While Medicaid and CHIP have helped bring the rate of uninsured children to the lowest level in more than two decades, an estimated five million uninsured children are thought to be eligible for one of these programs, yet not covered.

The Secretary's Challenge: Connecting Kids to Coverage, launched last year, will continue support efforts to reach more children by providing leaders with critical information and support as they work to insure more children in their communities and by closely monitoring progress.

"States' continued progress toward enrolling all eligible children in coverage is a significant step in cushioning the recession's impact on access to health insurance," said Cindy Mann, director of the Center for Medicaid CHIP, and Survey & Certification within the Centers for Medicare & Medicaid Services (CMS). "As families lose employment or have their hours cut back they may lose the health coverage benefit that came with that job. If not for these two programs, millions more children would go without critical health care services."

In its second annual report on CHIP and Medicaid enrollment, CMS notes that:

. More than 2 million children gained Medicaid or CHIP coverage during federal fiscal year 2010 (October 1, 2009 - September 30, 2010).
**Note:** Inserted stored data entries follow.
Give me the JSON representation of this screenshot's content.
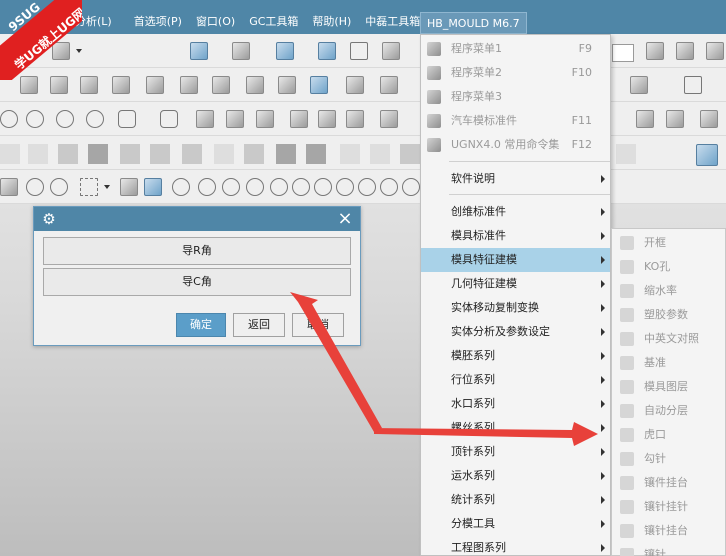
{
  "menubar": {
    "items": [
      "分析(L)",
      "首选项(P)",
      "窗口(O)",
      "GC工具箱",
      "帮助(H)",
      "中磊工具箱"
    ],
    "active_menu": "HB_MOULD M6.7"
  },
  "logo": {
    "line1": "9SUG",
    "line2": "学UG就上UG网"
  },
  "dialog": {
    "button_r": "导R角",
    "button_c": "导C角",
    "ok": "确定",
    "back": "返回",
    "cancel": "取消"
  },
  "dropdown": {
    "top_items": [
      {
        "label": "程序菜单1",
        "accel": "F9"
      },
      {
        "label": "程序菜单2",
        "accel": "F10"
      },
      {
        "label": "程序菜单3",
        "accel": ""
      },
      {
        "label": "汽车模标准件",
        "accel": "F11"
      },
      {
        "label": "UGNX4.0 常用命令集",
        "accel": "F12"
      }
    ],
    "help_item": "软件说明",
    "sub_items": [
      "创维标准件",
      "模具标准件",
      "模具特征建模",
      "几何特征建模",
      "实体移动复制变换",
      "实体分析及参数设定",
      "模胚系列",
      "行位系列",
      "水口系列",
      "螺丝系列",
      "顶针系列",
      "运水系列",
      "统计系列",
      "分模工具",
      "工程图系列"
    ],
    "highlighted": "模具特征建模"
  },
  "submenu": {
    "items": [
      "开框",
      "KO孔",
      "缩水率",
      "塑胶参数",
      "中英文对照",
      "基准",
      "模具图层",
      "自动分层",
      "虎口",
      "勾针",
      "镶件挂台",
      "镶针挂针",
      "镶针挂台",
      "镶针"
    ]
  },
  "colors": {
    "titlebar": "#4f86a7",
    "highlight": "#a9d2e8",
    "arrow": "#e8413a"
  }
}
In total, Medicaid and CHIP served more than 42 million children last year. This steady increase in enrollment is evidence of the important role that Medicaid and CHIP play for children, especially during economic downturns. The uninsured rate for children continues to decline at a time with the rate for adults is climbing. The increase in children's enrollment demonstrates that Medicaid and CHIP are serving the purpose for which they were created - providing high quality health coverage for lower-income families.
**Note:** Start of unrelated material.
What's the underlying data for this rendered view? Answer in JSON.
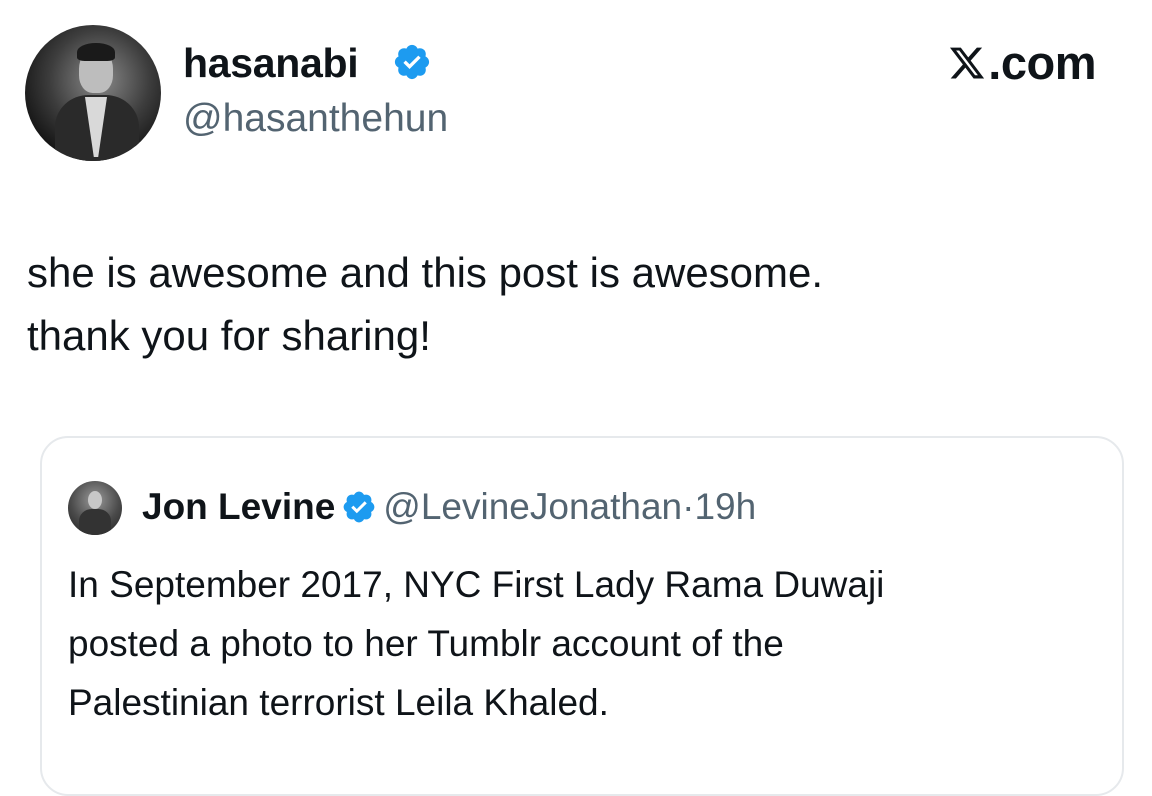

. Thirteen states implemented eligibility expansions in 2010 and many others simplified their enrollment and renewal procedures. Forty-six states and the District of Columbia now cover children with incomes up to 200 percent of the federal poverty level (FPL) in Medicaid and CHIP; with 24 of those states and the District of Columbia covering children with incomes up to 250 percent of the FPL. Twenty-one states now offer coverage to lawfully residing immigrant children and/or pregnant women, enabling states to receive federal funding for this coverage.
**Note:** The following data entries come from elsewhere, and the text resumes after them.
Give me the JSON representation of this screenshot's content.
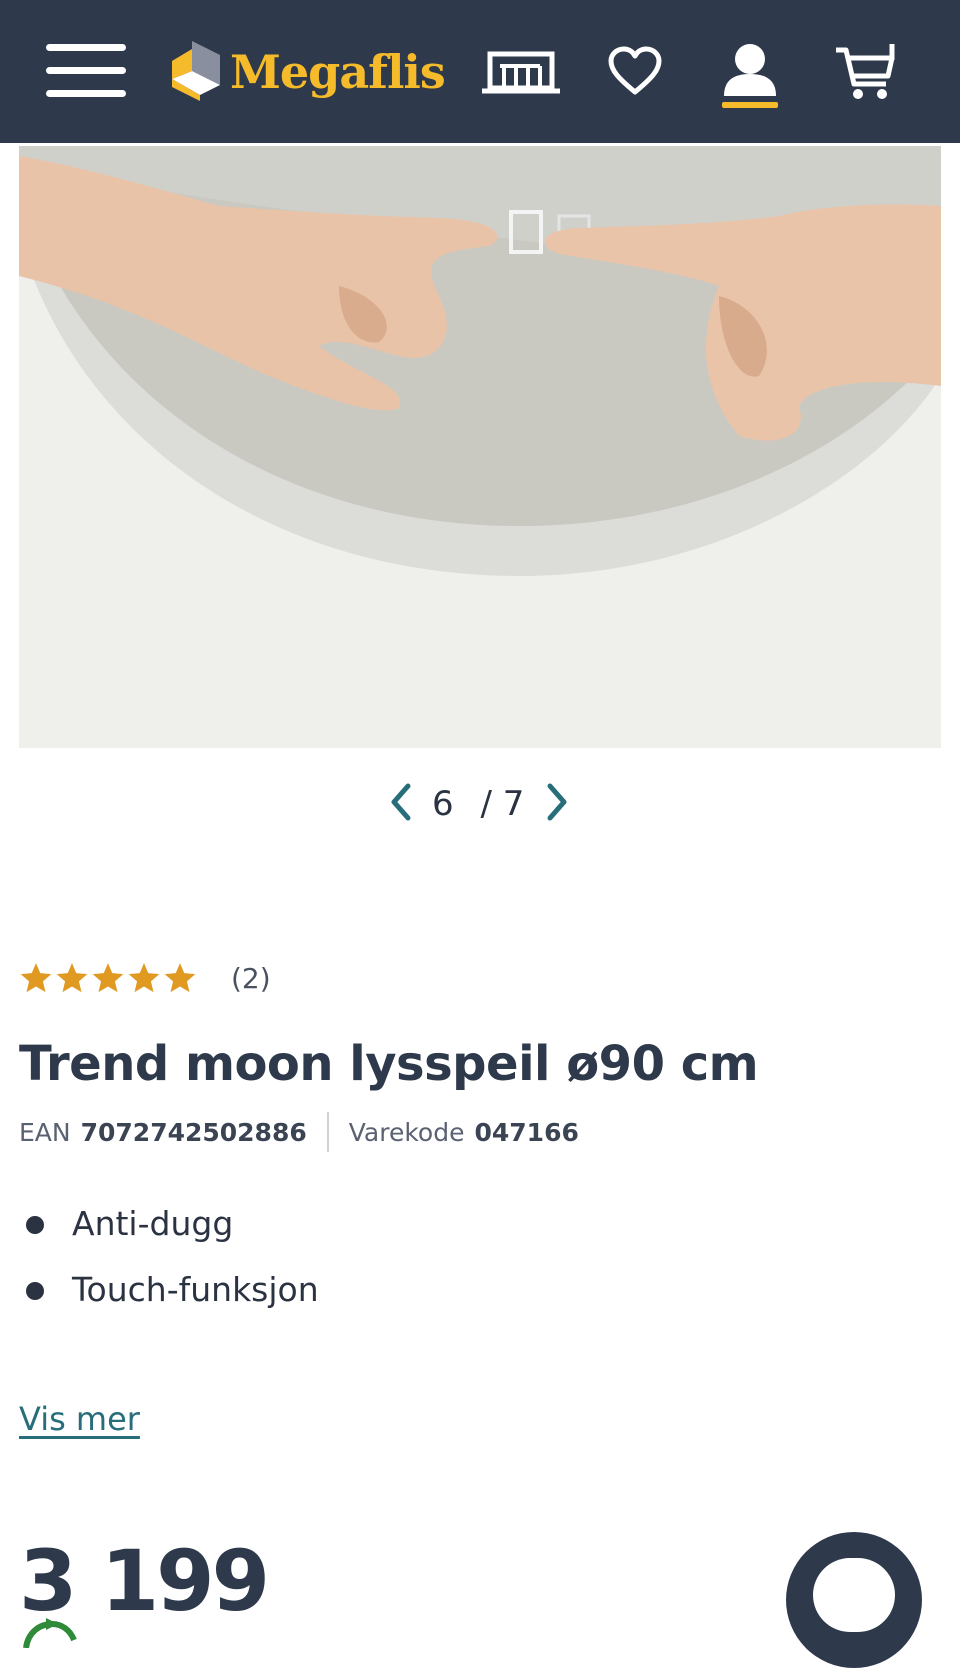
{
  "header": {
    "logo_text": "Megaflis",
    "icons": [
      "menu-icon",
      "megaflis-logo-icon",
      "store-icon",
      "heart-icon",
      "user-icon",
      "cart-icon"
    ],
    "background_color": "#2e3a4b",
    "accent_color": "#f6bb2a"
  },
  "gallery": {
    "current": "6",
    "total": "/ 7",
    "image_description_icon": "mirror-touch-photo"
  },
  "product": {
    "rating_stars": 5,
    "review_count": "(2)",
    "title": "Trend moon lysspeil ø90 cm",
    "ean_label": "EAN",
    "ean_value": "7072742502886",
    "code_label": "Varekode",
    "code_value": "047166",
    "features": [
      "Anti-dugg",
      "Touch-funksjon"
    ],
    "show_more": "Vis mer",
    "price": "3 199"
  },
  "colors": {
    "star": "#e09a22",
    "link": "#276e7a",
    "title": "#2e3a4b"
  }
}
. CHIPRA Performance Bonuses have encouraged states to adopt and augment simplification measures in Medicaid and CHIP. Fifteen states qualified for a total of $206 million in performance bonuses for FY 2010; this is a significant increase over 2009 where 10 states received bonuses totaling $75 million. These bonuses provide additional federal financial support each year to states that successfully boost enrollment above target levels among previously eligible but uninsured children in Medicaid. To qualify, a state not only has to enroll more children, but must also have implemented program features that are designed to promote enrollment of eligible children.

. States are increasing their use of technology to facilitate children's enrollment and retention. Nearly two-thirds of states (32) have an on-line application that can be submitted electronically; 29 states allow electronic signatures on those applications. Six states have received approval to enroll children through the "Express Lane Eligibility" option created by CHIPRA. Express lane eligibility allows states to use data gathered for other programs such as housing assistance or food stamps to determine Medicaid or CHIP eligibility. And 33 states are utilizing the CHIPRA data matching process provided by the Social Security Administration to confirm U.S. citizenship for children.

. Outreach and enrollment grants have advanced coverage and led to public-private partnerships throughout the country to enroll more children. Sixty-eight grantees across 41 States and the District of Columbia are working diligently to facilitate children's enrollment in health coverage.